Amplifying the Voices
An operational framework that integrates health and safety, inviting managers and workers to participate in developing an approach that examines health and safety issues throughout lifecycles can shift the current perception and delivery of health and safety. A changed approach to one empowered by a broad range of collective voices. Where we listen and give control to those competent individuals closest to the operation and who have the most knowledge about the on-the-ground realities.
Seeing health and safety as a partner is necessary to change the nature of discussions from adversarial to collaborative. Everyone should feel safe sharing valuable ideas or making new suggestions. Only then can we build the partnership we need to innovate, creating ways to improve the business. For instance, partnering could mean jointly examining why a project or operation went well or indeed went wrong, coming up with recommendations on how to repeat the postives and rectify the negatives.

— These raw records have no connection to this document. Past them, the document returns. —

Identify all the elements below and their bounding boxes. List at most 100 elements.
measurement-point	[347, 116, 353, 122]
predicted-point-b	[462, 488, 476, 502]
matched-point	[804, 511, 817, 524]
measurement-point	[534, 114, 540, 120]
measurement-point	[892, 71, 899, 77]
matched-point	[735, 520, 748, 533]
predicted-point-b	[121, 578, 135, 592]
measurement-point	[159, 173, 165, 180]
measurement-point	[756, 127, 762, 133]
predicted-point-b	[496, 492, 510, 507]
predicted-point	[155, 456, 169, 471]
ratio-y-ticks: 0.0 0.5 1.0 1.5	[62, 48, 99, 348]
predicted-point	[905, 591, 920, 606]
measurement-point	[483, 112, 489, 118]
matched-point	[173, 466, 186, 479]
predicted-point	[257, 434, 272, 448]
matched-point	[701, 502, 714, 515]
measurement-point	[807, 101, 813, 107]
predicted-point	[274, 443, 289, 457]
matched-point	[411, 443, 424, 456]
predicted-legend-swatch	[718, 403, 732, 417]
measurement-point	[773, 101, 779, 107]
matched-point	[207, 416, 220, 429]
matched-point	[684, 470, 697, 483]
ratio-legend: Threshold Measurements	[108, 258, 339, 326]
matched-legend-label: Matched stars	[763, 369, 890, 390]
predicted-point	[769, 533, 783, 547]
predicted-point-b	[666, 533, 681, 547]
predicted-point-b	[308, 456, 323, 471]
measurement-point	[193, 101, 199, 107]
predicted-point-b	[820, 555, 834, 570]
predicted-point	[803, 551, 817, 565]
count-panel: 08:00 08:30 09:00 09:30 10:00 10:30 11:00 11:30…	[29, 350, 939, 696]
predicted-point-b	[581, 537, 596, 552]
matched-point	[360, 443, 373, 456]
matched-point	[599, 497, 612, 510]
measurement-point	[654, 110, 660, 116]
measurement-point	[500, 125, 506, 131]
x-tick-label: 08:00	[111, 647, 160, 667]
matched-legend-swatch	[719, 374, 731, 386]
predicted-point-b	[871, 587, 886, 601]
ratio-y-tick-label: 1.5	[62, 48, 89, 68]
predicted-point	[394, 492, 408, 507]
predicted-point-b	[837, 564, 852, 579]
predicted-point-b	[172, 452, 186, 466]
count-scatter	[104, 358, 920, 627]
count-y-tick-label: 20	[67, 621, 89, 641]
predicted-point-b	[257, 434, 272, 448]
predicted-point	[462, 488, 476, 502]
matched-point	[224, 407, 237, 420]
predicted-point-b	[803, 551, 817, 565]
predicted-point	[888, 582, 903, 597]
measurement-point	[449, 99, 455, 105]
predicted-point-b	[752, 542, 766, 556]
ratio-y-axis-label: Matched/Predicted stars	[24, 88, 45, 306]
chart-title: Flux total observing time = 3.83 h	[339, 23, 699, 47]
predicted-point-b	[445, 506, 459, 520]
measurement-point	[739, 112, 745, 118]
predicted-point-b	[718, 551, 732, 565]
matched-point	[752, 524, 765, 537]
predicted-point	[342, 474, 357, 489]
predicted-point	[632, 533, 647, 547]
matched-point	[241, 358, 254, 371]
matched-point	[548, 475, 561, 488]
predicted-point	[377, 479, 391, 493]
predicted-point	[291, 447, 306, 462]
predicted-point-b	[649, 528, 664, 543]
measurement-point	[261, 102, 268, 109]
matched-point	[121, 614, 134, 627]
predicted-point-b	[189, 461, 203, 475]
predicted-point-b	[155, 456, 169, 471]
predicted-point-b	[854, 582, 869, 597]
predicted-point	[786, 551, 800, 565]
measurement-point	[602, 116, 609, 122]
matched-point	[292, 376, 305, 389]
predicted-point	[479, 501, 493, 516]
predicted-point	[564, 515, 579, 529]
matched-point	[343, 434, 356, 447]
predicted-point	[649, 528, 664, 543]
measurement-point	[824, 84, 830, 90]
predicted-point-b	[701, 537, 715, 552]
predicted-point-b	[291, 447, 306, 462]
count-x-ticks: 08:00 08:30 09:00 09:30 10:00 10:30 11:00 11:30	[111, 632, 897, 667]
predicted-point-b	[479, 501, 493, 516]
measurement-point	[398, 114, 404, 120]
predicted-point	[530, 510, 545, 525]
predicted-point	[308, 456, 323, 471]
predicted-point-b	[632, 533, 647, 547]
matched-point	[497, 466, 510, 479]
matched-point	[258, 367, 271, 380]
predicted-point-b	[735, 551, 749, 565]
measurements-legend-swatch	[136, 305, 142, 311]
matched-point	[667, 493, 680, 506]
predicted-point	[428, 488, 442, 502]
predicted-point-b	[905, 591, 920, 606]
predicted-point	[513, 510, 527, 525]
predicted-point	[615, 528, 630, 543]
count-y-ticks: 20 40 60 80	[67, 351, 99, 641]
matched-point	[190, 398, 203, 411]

Together, we can develop more powerful methodologies, procedures, and expectations.
Linking it to Our Identity
Builing a consistent and collective health and safety strategy throughout the entire organization is vital, but so as as the procees of incorporating it into the company’s core values, its DNA. At Ferrovial, a consistent link has already been established between our five core values and our health and safety strategies:
•Collaboration: making sure health and safety teams are integrated within the business.
•Excellence: working together to raise standards.
•Integrity: no more health and safety officers.
•Respect: seeing everyone as part of the solution.
•Innovation: it’s in the strap line on how can we be better and improve ourselves everyday.
A Collaborative H&S Approach Raises Standards
When health and safety isn’t physically or conceptually isolated from business units and projects, we see higher engagement from everyone – managers, workers, and health and safety personnel. Highly engaged, technically competent workers inject a resiliency into a business that allows space for people to take control, explore new ideas, and ultimately feel a sense of accountability that they can manage. Surely valid content when discussing job safety.
Sure, we will always need to include some processes to validate compliance. However, we can reframe our message as to how we engage, how health and safety tools and methods are developed, and how work is delivered. Too often today, there’s a mutual sense that each “side” is an obstacle to a healthy and safe environment.
“Workers aren’t following the safety rules,” says the health and safety team.
“H&S personnel don’t really know how we have to do what we do,” say the workers.
If we can remove the notion that “they” are barriers to progress, we can start seeing everyone, together, as part of the solution. In a collaborative, integrated process where everyone has a voice and feels valued, people are more likely to contribute to developing the solutions that appreciably improve the performance of a business and with it, the health, well-being, and safety of all.